Martin Manz / Reinhard Matz
Unsere Landschaften
  Vorwort
Wenn es wahr ist, dass die Geschichte der Natur und die Geschichte der Menschen sich gegenseitig bedingen und nicht voneinander zu trennen sind, müssen wir angesichts der uns heute umgebenden Landschaften erschrecken. Das sind längst nicht mehr die Landschaften der berühmten romantischen Gemälde von vor 150 Jahren. Es sind auch schon lange nicht mehr die Landschaften, wie sie August Sander vor 40 oder 50 Jahren fotografierte. Das dort angelegte Heilsversprechen durch die Natur muss heute versagen: wie die Gesellschaft werden auch unsere Landschaften mehr und mehr durch eisige Zweckrationalität, gefühlloses Rentabilitätsdenken und aalglatte Gewalt beherrscht. Zivilisation und Landschaft bilden keinen Gegensatz mehr.

Der französische Filmregisseur François Truffaut hat einmal gesagt, man müsse Gesichter aufnehmen wie Landschaften. Man kann diesen Satz umdrehen, Landschaften sollten so fotografiert werden wie Gesichter: so entstehen Landschaftsportraits. Wir glauben, dass solche Landschaftsportraits heute genauso auf den Zustand einer Gesellschaft verweisen wie Fotografien der Menschen, die diese Landschaften bewohnen.

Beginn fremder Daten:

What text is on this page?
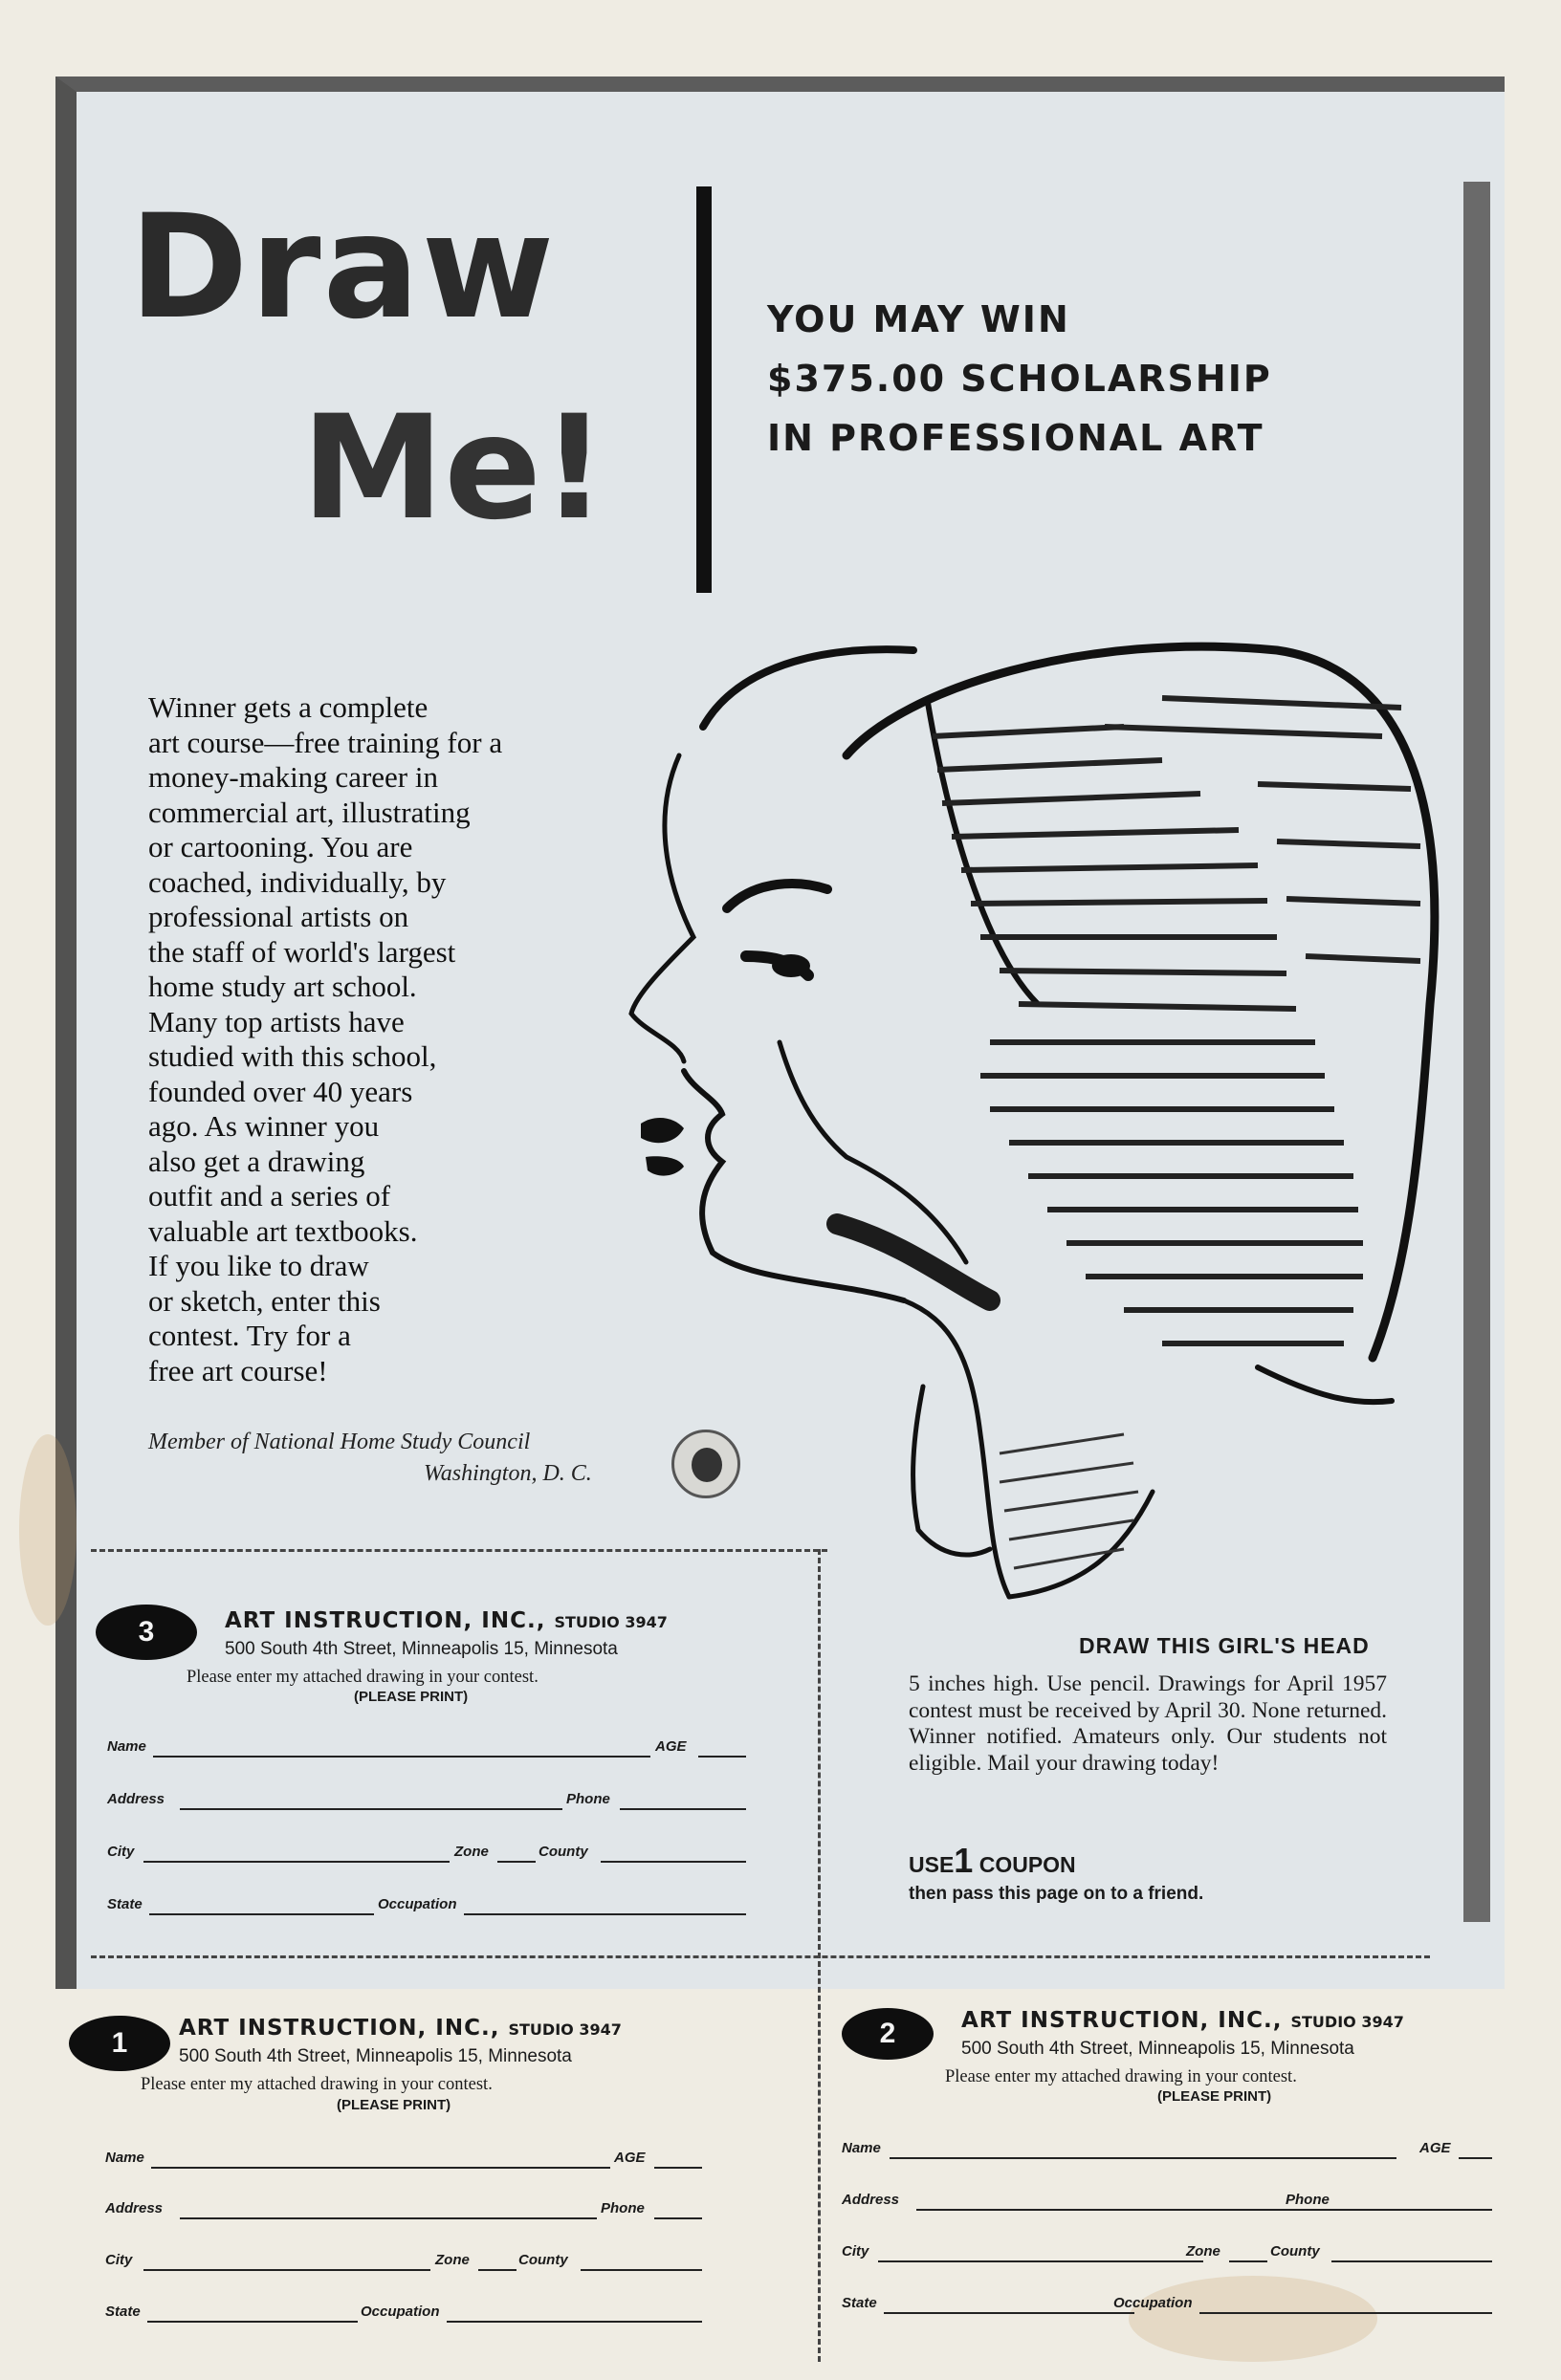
Draw
Me!
YOU MAY WIN
$375.00 SCHOLARSHIP
IN PROFESSIONAL ART
Winner gets a complete
art course—free training for a
money-making career in
commercial art, illustrating
or cartooning. You are
coached, individually, by
professional artists on
the staff of world's largest
home study art school.
Many top artists have
studied with this school,
founded over 40 years
ago. As winner you
also get a drawing
outfit and a series of
valuable art textbooks.
If you like to draw
or sketch, enter this
contest. Try for a
free art course!
Member of National Home Study Council
Washington, D. C.
DRAW THIS GIRL'S HEAD
5 inches high. Use pencil. Drawings for April 1957 contest must be received by April 30. None returned. Winner notified. Amateurs only. Our students not eligible. Mail your drawing today!
USE1 COUPON
then pass this page on to a friend.
3	ART INSTRUCTION, INC., STUDIO 3947
500 South 4th Street, Minneapolis 15, Minnesota
Please enter my attached drawing in your contest.
(PLEASE PRINT)
Name	AGE
Address	Phone
City	Zone	County
State	Occupation
1	ART INSTRUCTION, INC., STUDIO 3947
500 South 4th Street, Minneapolis 15, Minnesota
Please enter my attached drawing in your contest.
(PLEASE PRINT)
Name	AGE
Address	Phone
City	Zone	County
State	Occupation
2	ART INSTRUCTION, INC., STUDIO 3947
500 South 4th Street, Minneapolis 15, Minnesota
Please enter my attached drawing in your contest.
(PLEASE PRINT)
Name	AGE
Address	Phone
City	Zone	County
State	Occupation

"Unsere Landschaften": damit verbinden wir zunächst einmal einen Gebrauchsanspruch, – hier wohnen und arbeiten, hier erholen und amüsieren wir uns. Damit sind es zugleich die Landschaften, die unser Leben bestimmen, – wir sind auf sie angewiesen und können ihnen nicht ausweichen. Deshalb kann ihr Zustand uns auch nicht gleichgültig bleiben. Andererseits sind es "unsere Landschaften", so wie wir sie haben werden lassen, Ergebnisse unseres Umgangs mit der Natur, Ergebnisse, die wir zu verantworten haben. Schließlich aber sind dies "unsere Landschaften", so wie wir sie als Fotografen zu Bildern gemacht haben, wie wir unserer Umwelt gegenüber eine Haltung einnehmen, die sich in unseren "Einstellungen" vergegenständlicht. – In diesem Sinne handelt es sich bei den hier gezeigten Aufnahmen im Grunde um nichts anderes als "Heimatfotos" – auch wenn, oder gerade weil man darunter meist etwas ganz anderes versteht …

Die Fotografien dieses Buches entstanden zwischen 1975 und 1979 ausschliesslich in der Bundesrepublik Deutschland und Westberlin. Das Thema Landschaft begann uns unabhängig voneinander etwa zur gleichen Zeit zu interessieren. Seit Herbst 1976, als wir uns in der Fotoklasse der FH-KöIn trafen, stehen wir darüber in intensiver Auseinandersetzung.